I did quite a bit of baking the past few weeks feeding my family who were visiting us here in Umbria for their yearly vacation. Although we reserve our guesthouse for them during their stay so they (and we) have enough room to be comfortable, my three grandkids head over to our house bright and early every morning for breakfast. This usually entails scrambled eggs and toast to start made by their Nonno before the kids start looking around the kitchen for something sweet to finish off their first meal of the day. I was lucky enough to have a number of quick breads in my freezer that they gobbled up very quickly, but by the second week of their stay I had to get busy baking.
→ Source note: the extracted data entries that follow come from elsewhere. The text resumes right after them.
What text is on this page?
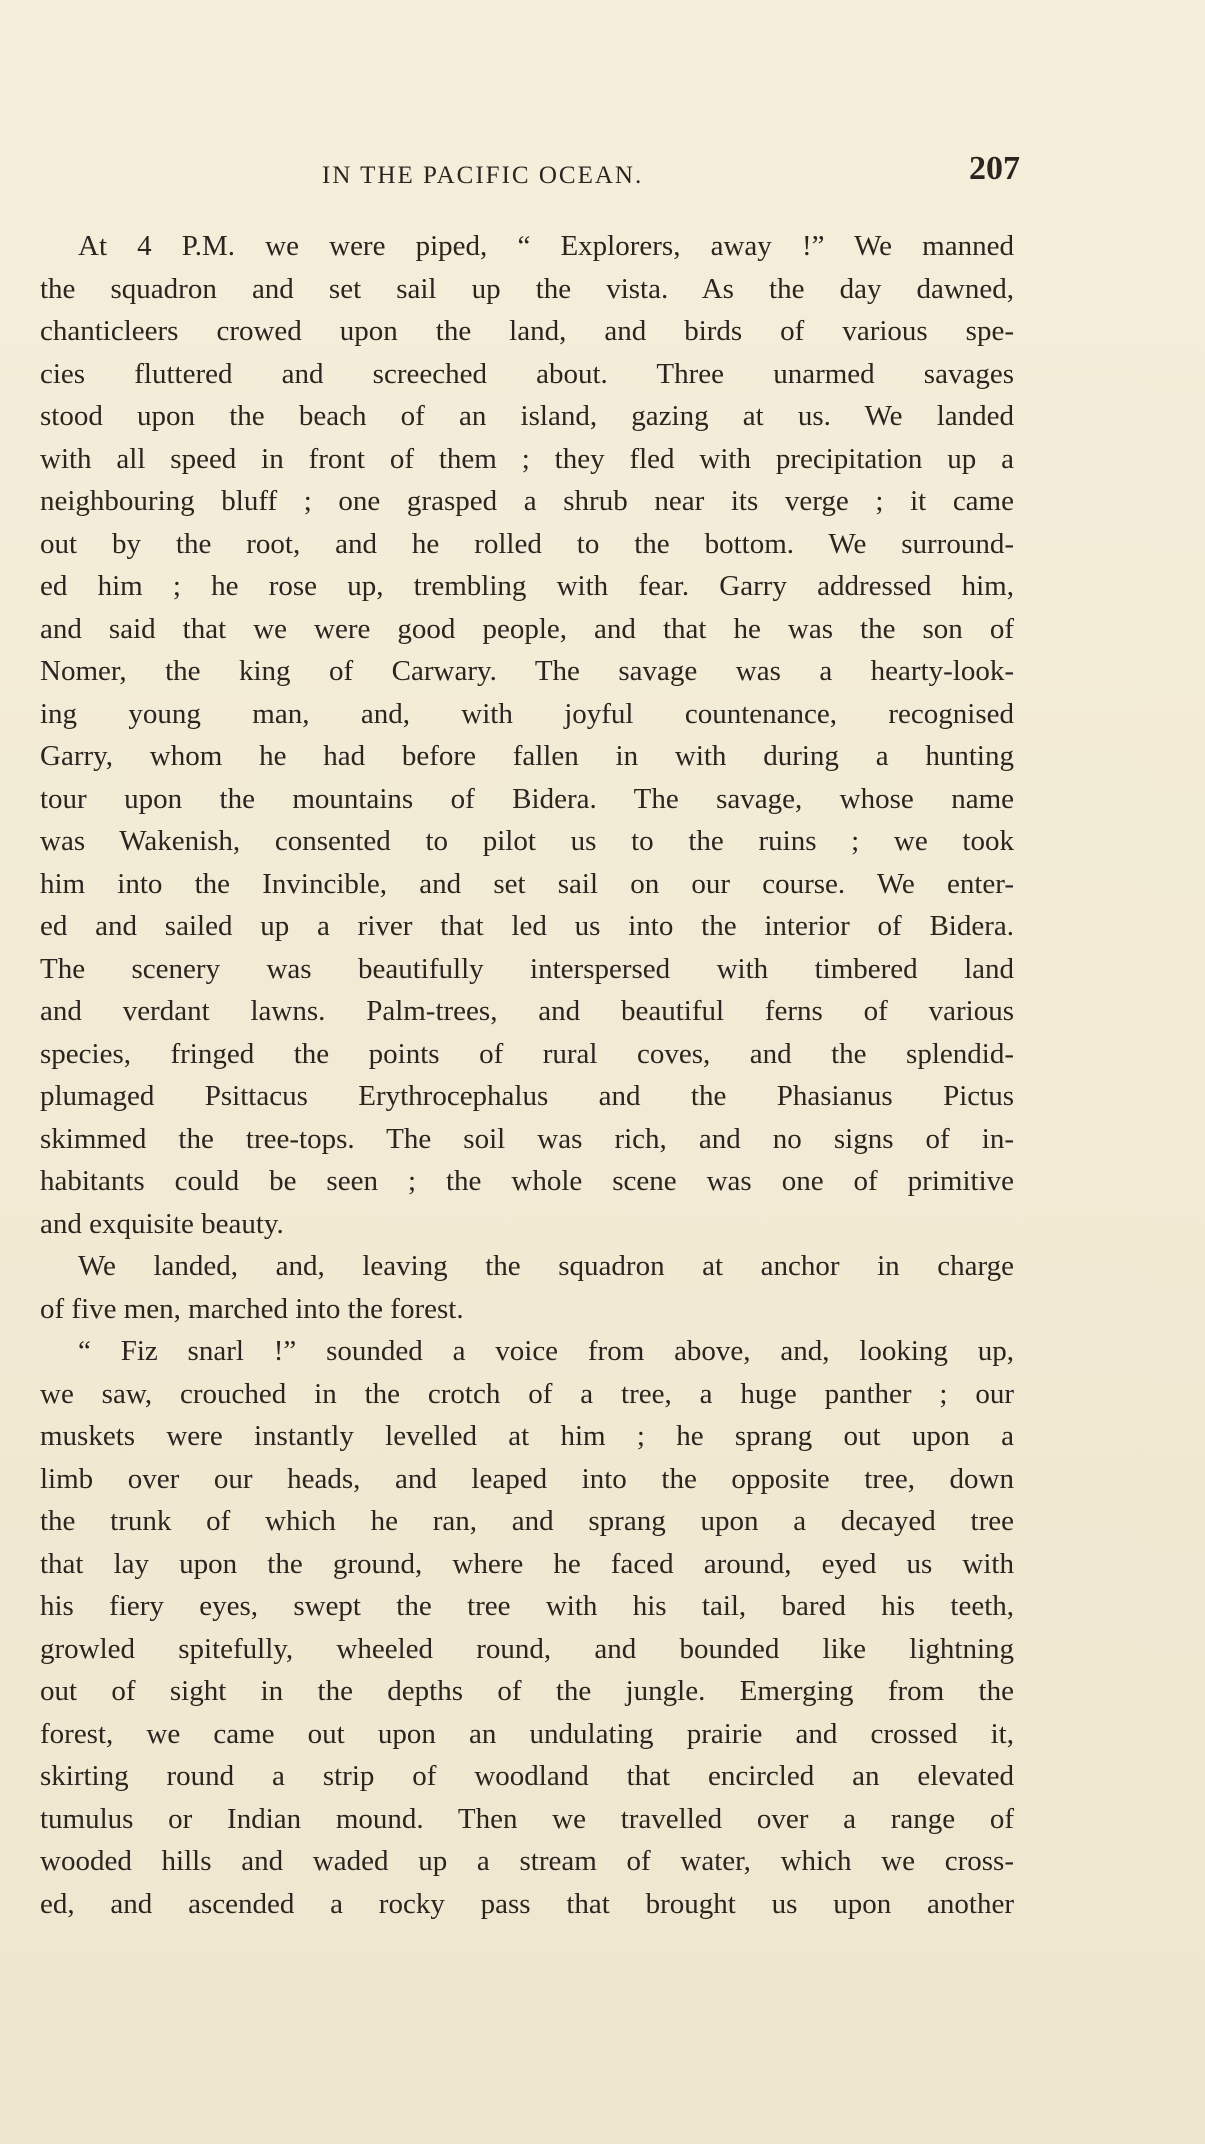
IN THE PACIFIC OCEAN.	207
At 4 P.M. we were piped, “ Explorers, away !” We manned
the squadron and set sail up the vista. As the day dawned,
chanticleers crowed upon the land, and birds of various spe-
cies fluttered and screeched about. Three unarmed savages
stood upon the beach of an island, gazing at us. We landed
with all speed in front of them ; they fled with precipitation up a
neighbouring bluff ; one grasped a shrub near its verge ; it came
out by the root, and he rolled to the bottom. We surround-
ed him ; he rose up, trembling with fear. Garry addressed him,
and said that we were good people, and that he was the son of
Nomer, the king of Carwary. The savage was a hearty-look-
ing young man, and, with joyful countenance, recognised
Garry, whom he had before fallen in with during a hunting
tour upon the mountains of Bidera. The savage, whose name
was Wakenish, consented to pilot us to the ruins ; we took
him into the Invincible, and set sail on our course. We enter-
ed and sailed up a river that led us into the interior of Bidera.
The scenery was beautifully interspersed with timbered land
and verdant lawns. Palm-trees, and beautiful ferns of various
species, fringed the points of rural coves, and the splendid-
plumaged Psittacus Erythrocephalus and the Phasianus Pictus
skimmed the tree-tops. The soil was rich, and no signs of in-
habitants could be seen ; the whole scene was one of primitive
and exquisite beauty.
We landed, and, leaving the squadron at anchor in charge
of five men, marched into the forest.
“ Fiz snarl !” sounded a voice from above, and, looking up,
we saw, crouched in the crotch of a tree, a huge panther ; our
muskets were instantly levelled at him ; he sprang out upon a
limb over our heads, and leaped into the opposite tree, down
the trunk of which he ran, and sprang upon a decayed tree
that lay upon the ground, where he faced around, eyed us with
his fiery eyes, swept the tree with his tail, bared his teeth,
growled spitefully, wheeled round, and bounded like lightning
out of sight in the depths of the jungle. Emerging from the
forest, we came out upon an undulating prairie and crossed it,
skirting round a strip of woodland that encircled an elevated
tumulus or Indian mound. Then we travelled over a range of
wooded hills and waded up a stream of water, which we cross-
ed, and ascended a rocky pass that brought us upon another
My daughter and I made Ginger Cookies, Chocolate Zucchini Bread, Lemon Poppyseed Loaf, and these tasty Blood Orange Ricotta Cheese Muffins. These muffins were really moist, lightly flavored with blood oranges, had a delicate crumb, and a crisp topping of orange sugar for texture.
I used white faro flour in these muffins to add some nutritional value, but if you cannot find it you can use all-purpose flour instead. Also helping to make these muffins healthier than most is the inclusion of ricotta cheese, minimal amount of sugar, and the only fat used (apart from the ricotta cheese) was a small amount of olive oil. I used a simple orange zest and sugar combo to top these muffins, but if you prefer you could certainly make a light glaze using powdered sugar and orange juice instead. Although we all loved the flavor of blood oranges in these muffins, if they are not in season where you live, regular oranges will work out just fine. I am lucky enough to have sheep’s milk ricotta available to me which I prefer in my recipes, but any good quality full fat ricotta cheese will do. I am sure these muffins will stay moist and delicious for 3 to 4 days, but the ones I made were gone in less than 24 hours and were thoroughly enjoyed!
Deborah Mele 2014
- 1 3/4 Cup White Farro Flour
- 1/2 Cup Sugar
- 2 1/2 Teaspoons Baking Powder
- 1/2 Teaspoon Salt
- 3/4 Cup Ricotta Cheese
- 2 Teaspoons Orange Zest
- 1/2 Cup Freshly Squeezed Blood Orange Juice
- 1/4 Cup Olive Oil
- 1 Large Egg
Orange Sugar Topping:
- 1/2 Cup Sugar
- 1 Teaspoon Orange Zest
- Preheat the oven to 375 degrees F. and line a 12 cup muffin tin with 10 muffin papers.
- In a large bowl, stir together the flour, sugar, baking powder, and salt.
- In another bowl, whisk together the ricotta, orange zest, orange juice, olive oil and the egg until blended.
- Pour the wet ingredients into the dry, and stir with a large spoon just until mixed. (Batter is quite thick)
- In a small bowl, rub together the sugar and orange zest for the topping, then sprinkle it over the tops of each of the muffins
- Spoon the batter into the prepared muffin cups, then bake for about 15 minutes, or until a cake tester inserted into the center comes out clean.
- Cool for 10 minutes, then remove from the pan and cool completely on a wire rack.